Founder's Files: Our Best Rhubarb Recipes, a Spring Vegetable Prep Hack, and Diner Lingo - Latest Global News

Founder’s Files: Our Best Rhubarb Recipes, a Spring Vegetable Prep Hack, and Diner Lingo

Photo by Amanda Hesser

Photo by Amanda Hesser

Upstairs was my Mother’s Day dinner – roasted salmon on vegetables, potatoes and asparagus, followed by a cake with rhubarb, strawberries and mint. Note the asparagus without any frills! Simply steam and top with butter and coarse salt. At Food52 we trade in asparagus techniques, but don’t forget to eat it straight from time to time, with your fingers, skewer by skewer.

We have an unusually extensive database of great ones Rhubarb recipes, so here I’d like to point you to some of our best, most of which come from community members (you can upload your own great recipe here).

Rhubarb Liqueur – This is an easy way to preserve rhubarb without jam. You can use a glass. I prefer this glass pitcher, which I also use for water and cold brew (I like the pitcher so much, I have two!).

Cheeky Rhubarb Scones – Midge was an early member of the community and her scones have been popular for years.

Matcha rhubarb cake – This is for all matcha fans! We really love this recycled clay bakeware if you need a loaf pan.

Pure Rhubarb Cake – This excellent recipe (it’s the only rhubarb cake I make) comes from Humble cake by Anne Dimock.

Let’s talk pie plates. For spring and early summer pies, I prefer a low-shoulder pie pan that doesn’t require a lot of filling (keep in mind that rhubarb and berries collapse when cooked). This type of baking dish offers a nice surrounding shelf on which you can build a scalloped edge. I recommend this example by ceramicist Outi Putkonen with its yellow-brown glaze from the 1970s.

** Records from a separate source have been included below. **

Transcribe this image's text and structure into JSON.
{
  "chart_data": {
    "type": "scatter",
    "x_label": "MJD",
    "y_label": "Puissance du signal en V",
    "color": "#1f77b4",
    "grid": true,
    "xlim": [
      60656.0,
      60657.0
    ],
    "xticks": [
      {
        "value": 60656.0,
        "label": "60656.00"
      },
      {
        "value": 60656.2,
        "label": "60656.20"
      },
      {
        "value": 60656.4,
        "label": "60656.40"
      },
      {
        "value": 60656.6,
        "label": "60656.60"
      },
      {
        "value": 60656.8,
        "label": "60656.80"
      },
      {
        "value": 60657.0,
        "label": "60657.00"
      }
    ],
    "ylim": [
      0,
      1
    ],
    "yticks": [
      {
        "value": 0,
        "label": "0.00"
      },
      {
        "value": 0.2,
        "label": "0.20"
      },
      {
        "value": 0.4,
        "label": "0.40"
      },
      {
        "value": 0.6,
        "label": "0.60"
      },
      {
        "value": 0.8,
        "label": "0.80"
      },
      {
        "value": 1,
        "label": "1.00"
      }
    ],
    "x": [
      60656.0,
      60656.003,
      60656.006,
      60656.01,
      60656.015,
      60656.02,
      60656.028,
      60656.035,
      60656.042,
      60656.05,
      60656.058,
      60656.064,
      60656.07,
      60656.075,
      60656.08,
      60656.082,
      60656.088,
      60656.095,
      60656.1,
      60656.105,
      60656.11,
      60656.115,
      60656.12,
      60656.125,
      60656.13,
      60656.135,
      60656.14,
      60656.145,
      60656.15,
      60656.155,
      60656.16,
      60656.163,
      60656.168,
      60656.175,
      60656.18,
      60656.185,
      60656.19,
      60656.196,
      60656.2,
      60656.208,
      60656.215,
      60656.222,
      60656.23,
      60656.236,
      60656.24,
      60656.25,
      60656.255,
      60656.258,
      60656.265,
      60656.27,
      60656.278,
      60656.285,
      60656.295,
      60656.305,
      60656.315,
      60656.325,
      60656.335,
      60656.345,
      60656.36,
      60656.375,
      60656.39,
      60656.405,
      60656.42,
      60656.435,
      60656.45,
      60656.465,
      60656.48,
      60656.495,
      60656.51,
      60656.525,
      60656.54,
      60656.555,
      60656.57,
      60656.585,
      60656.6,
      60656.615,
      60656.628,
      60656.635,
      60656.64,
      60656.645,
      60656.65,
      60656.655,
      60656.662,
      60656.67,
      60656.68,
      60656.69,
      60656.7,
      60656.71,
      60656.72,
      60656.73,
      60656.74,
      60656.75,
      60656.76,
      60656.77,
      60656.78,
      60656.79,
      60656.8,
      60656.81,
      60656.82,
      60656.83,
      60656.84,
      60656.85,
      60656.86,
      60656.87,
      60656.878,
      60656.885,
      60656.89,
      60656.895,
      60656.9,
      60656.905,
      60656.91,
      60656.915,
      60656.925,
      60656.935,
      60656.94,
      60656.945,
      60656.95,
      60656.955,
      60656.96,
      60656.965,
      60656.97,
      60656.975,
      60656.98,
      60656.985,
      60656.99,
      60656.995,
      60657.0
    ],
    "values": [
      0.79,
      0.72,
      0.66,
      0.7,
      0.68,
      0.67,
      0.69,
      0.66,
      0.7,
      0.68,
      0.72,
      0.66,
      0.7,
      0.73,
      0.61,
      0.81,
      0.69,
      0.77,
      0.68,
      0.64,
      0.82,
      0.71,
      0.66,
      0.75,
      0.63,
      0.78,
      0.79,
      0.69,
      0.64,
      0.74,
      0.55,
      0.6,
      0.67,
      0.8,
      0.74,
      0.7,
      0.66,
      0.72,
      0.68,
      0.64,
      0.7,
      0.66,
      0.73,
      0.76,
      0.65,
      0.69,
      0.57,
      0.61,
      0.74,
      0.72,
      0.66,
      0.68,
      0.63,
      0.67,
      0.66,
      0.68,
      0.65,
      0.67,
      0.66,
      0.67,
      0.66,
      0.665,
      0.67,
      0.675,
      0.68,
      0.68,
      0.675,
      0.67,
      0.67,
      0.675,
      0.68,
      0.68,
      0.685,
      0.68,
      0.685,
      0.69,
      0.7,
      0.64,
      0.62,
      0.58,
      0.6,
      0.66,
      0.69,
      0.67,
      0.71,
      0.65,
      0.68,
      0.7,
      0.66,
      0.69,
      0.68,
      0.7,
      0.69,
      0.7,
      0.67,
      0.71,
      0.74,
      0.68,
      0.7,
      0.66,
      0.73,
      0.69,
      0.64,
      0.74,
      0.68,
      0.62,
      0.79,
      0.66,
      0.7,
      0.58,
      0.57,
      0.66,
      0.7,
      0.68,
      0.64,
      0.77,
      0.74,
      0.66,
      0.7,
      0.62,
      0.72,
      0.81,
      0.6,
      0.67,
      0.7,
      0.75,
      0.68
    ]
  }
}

I’m writing this knowing I’m inviting tons of comments, but for those of you who share my sometimes lazy cooking tendencies, here goes: When I don’t feel like getting a cutting board dirty, I use scissors. Need to add some sliced ​​asparagus or green beans to a salad? Scissors. Would you like thinly sliced ​​basil with your pasta? Scissors. Cut some bacon? Scissors.

Here are a few that will do the trick.

Photo by Darcy Miller

Photo by Amanda Hesser

When illustrator, stylist and party expert Darcy Miller visits Food52, we do it right. A board filled with pastries, good coffee and pretty dishes isn’t hard to put together and it really says “Welcome!” If you’re looking for table inspiration, keep an eye out for Table Escape on our social media.

In a recent video I filmed with Haven’s Kitchen founder Ali Cayne, she taught me some slang used by short-order cooks. You might want to skip this if you’re having friends over for brunch.

“English Muffin Down” means really crispy, cooked on the griddle. “Down hard” means crispy and dark. “Whisky down” means rye roasted on the grill.

Allison spoke with Erica Swides (aka @thechefsmartypants) about how to keep vegetables fresh longer. Your recommendation? Blanch vegetables like broccoli before storing them in your produce drawer.

Nea shared with us another way to celebrate our favorite vegetable disguised as fruit: a waffle cake with rhubarb compote.

César showed us how he makes his arroz con pollo, including handy substitutions if you can’t find culantro or ají dulce peppers.

Photo by Kohler

For a little home design feast for the eyes, check out Kohler’s new heritage line of green sinks, bathtubs and toilets – all stylishly photographed at LA’s Flamingo Estate, a self-described “lush orchard and pleasure garden.” Enjoy!